If Ya Can’t Beat ’em…

In my story, The Old Man And The Tree, I tell about my days as a logger in the northwest, and I also mention I was in the best physical shape of my life when I was working at that job. A badly broken leg ended my logging career, and partly due to being in a cast, and on crutches off and on for a couple of years, I lost my fine physique, and put on quite a bit of weight.

I tell about the weight gain in another story, No Wonder, where I talk about Ken not being able to get me up on water skis, and then me not recognizing myself in a picture. While showing the picture of a bunch of us that were at the lake to a friend, I came to myself and didn’t even know it was me!

In yet another story, Ken Almost Win’s One, I talk about how competitive Ken became as we got older.

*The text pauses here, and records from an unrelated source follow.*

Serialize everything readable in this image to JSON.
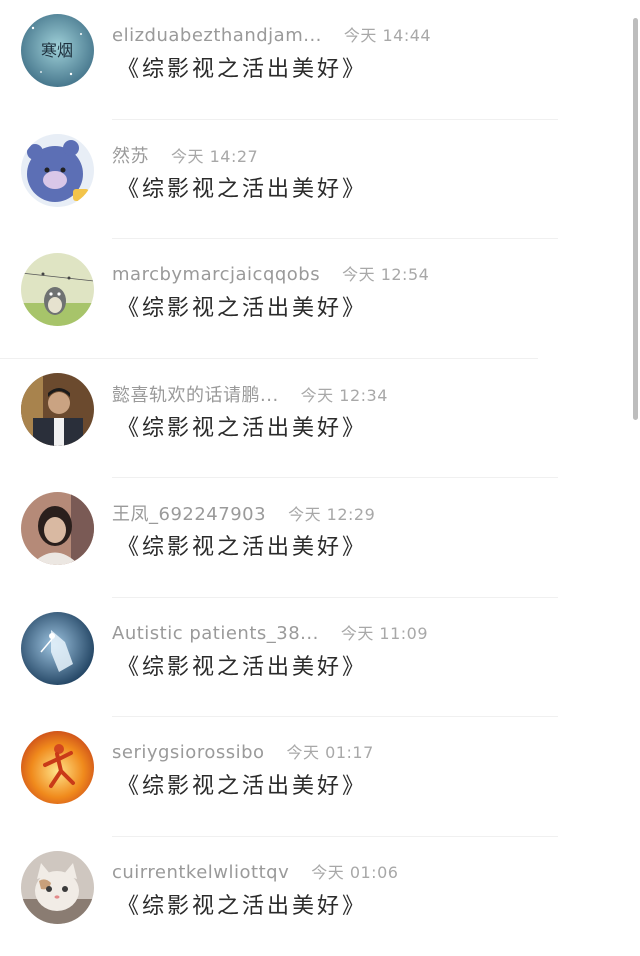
{
  "messages": [
    {
      "name": "elizduabezthandjam...",
      "time": "今天 14:44",
      "text": "《综影视之活出美好》",
      "avatar": "text-avatar",
      "avatar_text": "寒烟"
    },
    {
      "name": "然苏",
      "time": "今天 14:27",
      "text": "《综影视之活出美好》",
      "avatar": "bear-avatar"
    },
    {
      "name": "marcbymarcjaicqqobs",
      "time": "今天 12:54",
      "text": "《综影视之活出美好》",
      "avatar": "totoro-avatar"
    },
    {
      "name": "懿喜轨欢的话请鹏...",
      "time": "今天 12:34",
      "text": "《综影视之活出美好》",
      "avatar": "man-avatar"
    },
    {
      "name": "王凤_692247903",
      "time": "今天 12:29",
      "text": "《综影视之活出美好》",
      "avatar": "woman-avatar"
    },
    {
      "name": "Autistic patients_38...",
      "time": "今天 11:09",
      "text": "《综影视之活出美好》",
      "avatar": "dancer-avatar"
    },
    {
      "name": "seriygsiorossibo",
      "time": "今天 01:17",
      "text": "《综影视之活出美好》",
      "avatar": "runner-avatar"
    },
    {
      "name": "cuirrentkelwliottqv",
      "time": "今天 01:06",
      "text": "《综影视之活出美好》",
      "avatar": "cat-avatar"
    }
  ]
}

When we were kids, he never stood a chance against his big brother, because I was five years older than him. As we became young adults, he caught up to me in size, and it became much harder to beat him at things I’d always been able to best him at.

One thing he got really sharp with was his tongue. He could cut me down to size with that baby right quick like! One example occurred during the time I’d put on so much weight; it might have even been on the same trip where we were skiing, but I don’t think so. I think it was probably the next time I saw him, a few months after that.

I was probably hitting the scales at two-hundred-thirty pounds, and guessing by Ken’s remark, much of it had settled in my face. As a young man, I’d always been slim, and as a result, had a long narrow face. At any rate, Ken’s remark sparked what was to be the first of a lifetime of diets. I’d love to get back to 230 right now, but have resigned myself to just trying to stay where I am. I’ll get motivated one of these days and start back the other direction.

Anyhow! For whatever reason, Ken and I met up after not seeing each other for awhile, and I was smiling real big as I walked toward him. My sensitive and loving little brother takes one look at me and cracks up. After he’s finished having his good laugh, he says, “Chuck! You look like a dang basketball with a smile painted on it!”

Ain’t he sweet?


  1. Sherry said

    He’s just rude!

  2. Gary Williams said

    A basketball with a smile on it, he sure has a way with words. But he was probably right on the money.